It was one of those stories the media wanted to believe so badly. It was a story we all, in the face of rising Antisemitism, largely due to Europe’s growing Arab population, wanted to believe. News outlets from around the world breathlessly reported on the 1,000 people joined hand in hand around a Norway synagogue chanting “No to anti-Semitism, no to Islamophobia.” A post describing the evening’s events from the Muslim Public Affairs Council had more than 11,000 shares on Facebook.
What actually, happened, is far less heartwarming. Two stories have emerged about those who joined hand in hand and stole the world’s attention, and hearts. The Israeli paper Haaretz exposes the checkered past of one of the event’s organizers,
The organizers, many of them Muslims, had planned the initiative with the endorsement of the Jewish community to protest the slaying on Feb. 15 by an Islamist of a Jewish volunteer guard at the main synagogue of Copenhagen, Denmark.
Ervin Kohn, head of the Jewish community of Oslo, told JTA he thought the initiative was “extremely positive” and said it could change the dynamics of minority relations in Scandinavia.
But some members of his community said the event was tainted because of anti-Semitic statements that one of its eight organizers made in 2008, and because he said this week that he dislikes people who support Israel.
Ali Chishti confirmed on Saturday in an interview with Verdens Gang, a highbrow Norwegian newspaper, that he delivered on March 22, 2008, in Oslo a speech on the alleged involvement of Jews in planning the 9/11 Twin Towers bombings in New York.

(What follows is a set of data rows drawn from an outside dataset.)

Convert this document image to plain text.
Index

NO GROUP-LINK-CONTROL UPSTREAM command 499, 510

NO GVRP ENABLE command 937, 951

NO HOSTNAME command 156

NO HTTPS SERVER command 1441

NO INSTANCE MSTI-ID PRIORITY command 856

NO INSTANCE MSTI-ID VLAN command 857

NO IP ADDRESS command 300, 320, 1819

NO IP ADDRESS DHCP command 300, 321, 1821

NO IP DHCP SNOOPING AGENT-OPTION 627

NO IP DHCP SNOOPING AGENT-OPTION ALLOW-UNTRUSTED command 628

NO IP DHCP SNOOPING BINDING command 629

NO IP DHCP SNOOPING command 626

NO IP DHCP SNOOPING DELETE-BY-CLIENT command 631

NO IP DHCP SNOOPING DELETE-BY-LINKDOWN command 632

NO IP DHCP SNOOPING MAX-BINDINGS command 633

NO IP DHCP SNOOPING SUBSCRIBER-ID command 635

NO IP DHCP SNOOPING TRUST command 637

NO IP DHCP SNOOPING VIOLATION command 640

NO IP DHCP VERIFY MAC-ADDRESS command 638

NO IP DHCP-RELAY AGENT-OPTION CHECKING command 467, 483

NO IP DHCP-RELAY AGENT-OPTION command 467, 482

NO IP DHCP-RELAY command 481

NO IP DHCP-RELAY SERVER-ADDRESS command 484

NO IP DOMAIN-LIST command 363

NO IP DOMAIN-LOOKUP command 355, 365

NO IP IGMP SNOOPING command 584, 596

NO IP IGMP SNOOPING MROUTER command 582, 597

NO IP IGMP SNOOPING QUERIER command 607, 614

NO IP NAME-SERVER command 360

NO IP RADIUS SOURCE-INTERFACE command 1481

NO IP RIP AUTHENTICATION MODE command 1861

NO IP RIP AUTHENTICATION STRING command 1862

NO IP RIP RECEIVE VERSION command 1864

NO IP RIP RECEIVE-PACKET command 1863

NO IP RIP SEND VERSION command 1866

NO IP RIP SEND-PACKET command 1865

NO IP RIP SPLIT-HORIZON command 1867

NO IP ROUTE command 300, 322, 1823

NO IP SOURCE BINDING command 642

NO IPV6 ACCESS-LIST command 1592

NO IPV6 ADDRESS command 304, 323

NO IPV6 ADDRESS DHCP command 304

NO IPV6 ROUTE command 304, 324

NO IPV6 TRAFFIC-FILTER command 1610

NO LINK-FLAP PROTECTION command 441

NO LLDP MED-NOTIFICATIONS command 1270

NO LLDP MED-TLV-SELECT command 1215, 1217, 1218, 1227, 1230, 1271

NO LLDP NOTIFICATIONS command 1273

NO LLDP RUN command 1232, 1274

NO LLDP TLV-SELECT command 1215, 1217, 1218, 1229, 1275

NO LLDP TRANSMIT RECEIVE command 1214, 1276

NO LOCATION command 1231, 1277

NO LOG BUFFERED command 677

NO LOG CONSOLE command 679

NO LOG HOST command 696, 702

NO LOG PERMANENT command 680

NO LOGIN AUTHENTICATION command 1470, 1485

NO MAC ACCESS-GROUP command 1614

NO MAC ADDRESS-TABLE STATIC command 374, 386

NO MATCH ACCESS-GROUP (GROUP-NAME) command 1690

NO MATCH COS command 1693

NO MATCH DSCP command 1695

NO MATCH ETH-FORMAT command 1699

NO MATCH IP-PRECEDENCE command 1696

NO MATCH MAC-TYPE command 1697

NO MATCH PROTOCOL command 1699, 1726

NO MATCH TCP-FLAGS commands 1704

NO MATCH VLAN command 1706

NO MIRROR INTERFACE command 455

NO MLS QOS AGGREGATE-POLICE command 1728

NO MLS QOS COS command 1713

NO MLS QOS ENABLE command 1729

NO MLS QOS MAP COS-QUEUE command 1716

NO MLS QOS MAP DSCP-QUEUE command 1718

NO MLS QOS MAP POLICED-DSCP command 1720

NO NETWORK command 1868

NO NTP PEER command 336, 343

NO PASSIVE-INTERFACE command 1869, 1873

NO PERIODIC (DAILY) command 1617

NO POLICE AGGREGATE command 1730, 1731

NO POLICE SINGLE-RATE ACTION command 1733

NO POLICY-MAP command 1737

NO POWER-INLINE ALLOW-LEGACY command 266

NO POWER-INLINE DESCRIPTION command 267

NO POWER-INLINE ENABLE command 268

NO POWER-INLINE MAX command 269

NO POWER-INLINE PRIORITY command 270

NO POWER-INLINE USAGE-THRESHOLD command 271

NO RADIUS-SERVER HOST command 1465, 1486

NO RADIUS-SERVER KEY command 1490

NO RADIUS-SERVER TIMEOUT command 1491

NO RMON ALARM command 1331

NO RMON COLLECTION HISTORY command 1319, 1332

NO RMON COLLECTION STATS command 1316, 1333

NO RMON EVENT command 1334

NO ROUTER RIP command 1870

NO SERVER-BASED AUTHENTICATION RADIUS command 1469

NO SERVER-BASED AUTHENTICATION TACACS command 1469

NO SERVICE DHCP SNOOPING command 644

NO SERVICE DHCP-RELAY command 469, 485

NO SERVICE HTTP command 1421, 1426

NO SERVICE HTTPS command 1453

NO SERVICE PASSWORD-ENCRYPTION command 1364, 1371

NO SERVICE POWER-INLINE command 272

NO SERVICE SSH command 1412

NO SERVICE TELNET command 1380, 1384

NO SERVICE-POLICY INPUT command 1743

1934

The speech’s title was: ”Therefore I Hate Jews and Gays,” the paper reported, though Chishti said he was not the one who came up with the title.
“There were several thousand Jews away from work in the World Trade Center, and why there were more Jews in Mumbai when Pakistani terrorists attacked than usual?” he said then, repeating the conspiracy theory that Jews knew in advance of the attack that killed thousands. “Jews are a small group, but everyone knows that they have a lot of power,” he said.
Chishti has since repudiated the previously unreported remarks, but it’s too late to undo the damage they’ve done to his image.
Were there really 1,000 Muslims joined hand in hand? Breitbart reports on the real number, which, according to eyewitnesses, was significantly lower,
According to a local eyewitness, only about 20 or so Muslims formed the “ring of peace” around the Oslo synagogue. In fact, pictures from multiple angles show that there wasn’t enough people to form a ring, so the locals instead formed a horizontal line in front of the synagogue.
A tale of one thousand Muslims joined together in Norway is thus a story about twenty individuals, one of whom used the event as cover for his well-documented Antisemitism. Don’t hold your breath for the media to revise its story, however.